Additional renal benefits of carnosine treatment were improved glycemic and metabolic control [21, 22]. An in vivo study in diabetes-induced mice receiving carnosine supplements showed reduced FPG levels, decreased insulin resistance and increased β-cell mass [23,24,25]. In addition, a study of Elbarbary et al., investigated among children with type 1 diabetes mellitus found that oral carnosine supplementation for 12 weeks could significantly reduce HbA1C compared with placebo [12], which differed from our study. This was due to the difference in baseline HbA1C where average baseline HbA1C levels were 7.8% in our study and 8.2% in previous study [12]. Patients with T2DM in our study were already able to effectively control their HbA1C levels at 7.8%, as we could not see any additional benefit of carnosine on reducing HbA1C level. Another in vitro study of Lee YT, et al. showed that carnosine could improve lipid metabolism [26]. Moreover, carnosine could reduce lipid peroxidation, atherogenic ApoB lipoproteins and triglycerides in plaques of mice [27]. The study among children with type 1 diabetes found that receiving carnosine for 12 weeks could improve cholesterol level [12]. The lipid outcome was undetected in our study, because approximately 80% of our adult subjects received strong lipid lowering agents.

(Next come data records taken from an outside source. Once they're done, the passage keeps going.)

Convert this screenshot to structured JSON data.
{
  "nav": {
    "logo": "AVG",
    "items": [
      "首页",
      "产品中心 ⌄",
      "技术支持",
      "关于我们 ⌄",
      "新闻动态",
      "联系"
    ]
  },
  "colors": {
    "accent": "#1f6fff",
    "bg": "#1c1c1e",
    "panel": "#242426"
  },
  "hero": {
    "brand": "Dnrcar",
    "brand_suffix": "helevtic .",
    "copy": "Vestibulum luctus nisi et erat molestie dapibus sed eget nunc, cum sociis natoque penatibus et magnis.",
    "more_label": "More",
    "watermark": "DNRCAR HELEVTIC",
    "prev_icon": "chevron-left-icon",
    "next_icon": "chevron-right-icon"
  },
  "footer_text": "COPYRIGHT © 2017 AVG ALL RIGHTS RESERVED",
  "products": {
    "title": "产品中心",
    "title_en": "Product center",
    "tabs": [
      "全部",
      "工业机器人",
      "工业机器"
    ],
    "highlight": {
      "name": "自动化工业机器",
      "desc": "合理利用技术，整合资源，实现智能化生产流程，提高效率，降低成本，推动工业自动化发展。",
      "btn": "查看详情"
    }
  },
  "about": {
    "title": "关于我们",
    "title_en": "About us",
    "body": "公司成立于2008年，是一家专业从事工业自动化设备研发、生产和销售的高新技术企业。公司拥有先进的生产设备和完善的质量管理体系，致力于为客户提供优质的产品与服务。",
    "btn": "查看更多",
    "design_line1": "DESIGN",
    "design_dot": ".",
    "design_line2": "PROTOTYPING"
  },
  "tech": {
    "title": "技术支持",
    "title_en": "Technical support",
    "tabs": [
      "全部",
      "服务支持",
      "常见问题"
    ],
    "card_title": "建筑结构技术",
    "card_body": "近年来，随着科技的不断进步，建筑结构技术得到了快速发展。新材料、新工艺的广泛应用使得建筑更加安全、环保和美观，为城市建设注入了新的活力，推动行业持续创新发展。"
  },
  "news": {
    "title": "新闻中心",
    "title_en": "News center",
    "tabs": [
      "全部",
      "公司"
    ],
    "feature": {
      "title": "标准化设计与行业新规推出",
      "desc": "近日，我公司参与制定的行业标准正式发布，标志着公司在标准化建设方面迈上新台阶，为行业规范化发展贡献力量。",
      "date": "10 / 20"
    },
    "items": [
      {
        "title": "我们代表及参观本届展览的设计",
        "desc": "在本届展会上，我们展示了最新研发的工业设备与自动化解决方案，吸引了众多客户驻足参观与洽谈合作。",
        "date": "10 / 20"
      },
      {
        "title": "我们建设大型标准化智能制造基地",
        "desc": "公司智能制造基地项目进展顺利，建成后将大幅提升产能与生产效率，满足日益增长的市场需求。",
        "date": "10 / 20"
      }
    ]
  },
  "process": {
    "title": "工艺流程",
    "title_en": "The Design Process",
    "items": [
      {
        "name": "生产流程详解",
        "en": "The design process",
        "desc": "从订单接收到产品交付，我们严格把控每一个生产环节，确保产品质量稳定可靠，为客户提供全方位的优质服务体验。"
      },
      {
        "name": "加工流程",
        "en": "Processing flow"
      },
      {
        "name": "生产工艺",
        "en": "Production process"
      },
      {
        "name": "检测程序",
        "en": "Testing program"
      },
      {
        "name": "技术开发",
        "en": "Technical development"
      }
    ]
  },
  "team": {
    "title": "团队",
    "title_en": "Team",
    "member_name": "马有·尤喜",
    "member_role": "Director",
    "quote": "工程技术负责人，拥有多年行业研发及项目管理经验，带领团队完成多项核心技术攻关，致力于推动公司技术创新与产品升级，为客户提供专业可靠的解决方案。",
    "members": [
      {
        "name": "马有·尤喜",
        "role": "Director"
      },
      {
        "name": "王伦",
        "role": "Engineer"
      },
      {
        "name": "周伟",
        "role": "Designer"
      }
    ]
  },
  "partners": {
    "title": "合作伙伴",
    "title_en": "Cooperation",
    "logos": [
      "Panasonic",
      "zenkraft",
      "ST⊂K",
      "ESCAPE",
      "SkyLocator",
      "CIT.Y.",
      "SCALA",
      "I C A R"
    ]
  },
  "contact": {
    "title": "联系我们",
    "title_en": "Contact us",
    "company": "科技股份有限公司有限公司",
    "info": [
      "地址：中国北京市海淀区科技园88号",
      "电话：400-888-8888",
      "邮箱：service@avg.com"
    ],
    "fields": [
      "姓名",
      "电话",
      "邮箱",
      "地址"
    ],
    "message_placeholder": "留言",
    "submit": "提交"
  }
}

The limitation of our study was that we did not evaluate major renal outcomes including ESRD, double serum Cr and dialysis. The main outcome was only biomarkers of kidney progression including urine TGF-β and albumin. Due to the short duration, our study could not conclude any long-term effects of carnosine on urine TGF-β reduction and renal outcomes. Therefore, the long-term side effects of carnosine are needed to be further investigated.

Conclusion

In summary, the study showed that oral carnosine supplementation could reduce urinary TGF-β level in T2DM with diabetic nephropathy, but without significant effects on urine albumin, indicating an additional renoprotective effect from conventional therapy. Further study is needed to determine the long-term effects of oral carnosine supplementation on delayed renal progression in T2DM as a result of the decreased level of urinary TGF-β.